Experimental Validation.
The authors evaluate SVOR on several benchmarks: RORD‑50 (a newly introduced real‑world paired test set), DAVIS, and the ROSE‑Bench, together with degraded‑mask variants of each. Baselines include MiniMax‑Remover, ROSE, and other diffusion‑based inpainting models. SVOR consistently outperforms baselines in PSNR/SSIM (average gains of ~1.2 dB / 0.03), Temporal Warping Error (‑35 %), and Flicker Score (‑40 %). Ablation studies confirm that removing MUSE leads to a 30 % increase in under‑erasure for fast‑motion clips, while disabling DA‑Seg degrades mask‑localization accuracy under high noise by ~15 %. The two‑stage curriculum yields a 10 % boost in shadow‑removal quality compared to a single‑stage training regime.

Strengths.

  • Problem‑driven design: The paper clearly identifies three concrete failure modes and proposes targeted solutions rather than a monolithic architecture.
  • Simplicity and efficiency: MUSE is a parameter‑free mask‑union operation; DA‑Seg adds only a lightweight side‑branch; both integrate seamlessly into existing DiT‑based pipelines.
  • Robust training strategy: Leveraging abundant unpaired background videos for Stage I dramatically reduces reliance on costly paired data, while synthetic paired data with mask degradation bridges the domain gap.
  • Comprehensive evaluation: Multiple datasets, degraded‑mask benchmarks, and thorough ablations substantiate the claims.

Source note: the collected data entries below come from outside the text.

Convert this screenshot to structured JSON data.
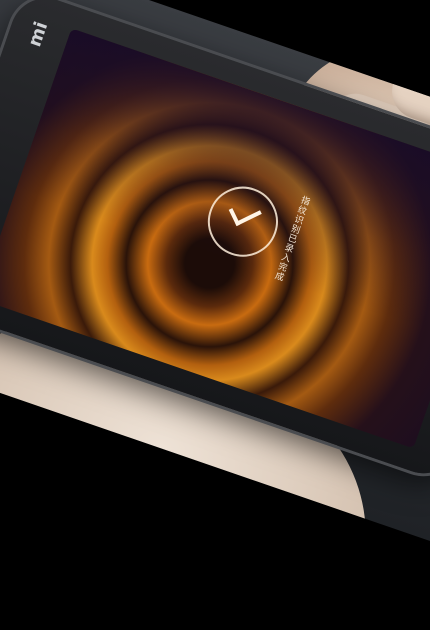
{
  "image": {
    "logo_text": "mi",
    "screen_status": "指纹识别已录入完成",
    "icons": [
      "check-icon"
    ],
    "colors": {
      "screen_glow": "#d98a1c",
      "screen_dark": "#190d22",
      "phone_body": "#1f2023"
    }
  }
}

Weaknesses / Open Questions.

  • Fixed temporal window: MUSE uses a static window size; extremely long motions or variable frame rates may still suffer from mask loss. Adaptive windowing could further improve robustness.
  • Side‑branch overhead: Although lightweight, DA‑Seg still introduces extra parameters and memory consumption, which may hinder real‑time deployment on edge devices.
  • Synthetic bias in Stage II: The fine‑tuning stage still depends on synthetic object‑shadow pairs; residual domain shift may appear in highly complex real scenes with indirect lighting.
  • User interaction: The framework assumes masks are supplied externally. Integrating an interactive mask refinement loop could make the system more practical for end‑users.

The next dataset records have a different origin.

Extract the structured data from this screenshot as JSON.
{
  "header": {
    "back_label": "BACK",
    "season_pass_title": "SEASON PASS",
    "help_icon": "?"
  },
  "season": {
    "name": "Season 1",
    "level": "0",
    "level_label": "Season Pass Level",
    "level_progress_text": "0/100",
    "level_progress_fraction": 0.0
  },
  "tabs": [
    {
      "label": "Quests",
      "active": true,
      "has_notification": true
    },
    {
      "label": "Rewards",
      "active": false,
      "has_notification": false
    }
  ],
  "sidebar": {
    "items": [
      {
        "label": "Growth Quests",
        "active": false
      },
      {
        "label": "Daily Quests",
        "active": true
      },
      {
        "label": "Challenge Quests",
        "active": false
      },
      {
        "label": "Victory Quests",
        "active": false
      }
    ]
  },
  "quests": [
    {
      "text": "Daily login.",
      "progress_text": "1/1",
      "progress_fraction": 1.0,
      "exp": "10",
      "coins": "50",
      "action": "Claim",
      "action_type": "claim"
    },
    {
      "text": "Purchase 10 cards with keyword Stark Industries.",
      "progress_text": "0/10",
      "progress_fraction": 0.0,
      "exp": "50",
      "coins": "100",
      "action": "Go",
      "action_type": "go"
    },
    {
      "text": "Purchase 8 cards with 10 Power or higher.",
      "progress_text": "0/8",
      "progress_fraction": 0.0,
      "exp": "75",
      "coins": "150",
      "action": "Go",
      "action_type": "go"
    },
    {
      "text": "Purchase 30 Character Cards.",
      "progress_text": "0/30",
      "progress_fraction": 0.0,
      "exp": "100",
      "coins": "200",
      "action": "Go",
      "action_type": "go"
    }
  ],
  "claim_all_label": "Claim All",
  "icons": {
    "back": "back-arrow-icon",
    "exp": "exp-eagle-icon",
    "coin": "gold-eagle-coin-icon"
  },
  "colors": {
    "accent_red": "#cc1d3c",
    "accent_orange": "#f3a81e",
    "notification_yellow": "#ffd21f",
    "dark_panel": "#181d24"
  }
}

Conclusion and Future Directions.
SVOR represents a significant step toward practical video object removal by jointly addressing mask loss, mask degradation, and side‑effect suppression. Its modular components (MUSE, DA‑Seg, curriculum training) can be incorporated into other diffusion‑based video editing systems. Future work may explore dynamic window sizing for MUSE, ultra‑lightweight segmentation heads, and closed‑loop user‑guided mask correction to push SVOR toward real‑time, consumer‑grade video editing tools.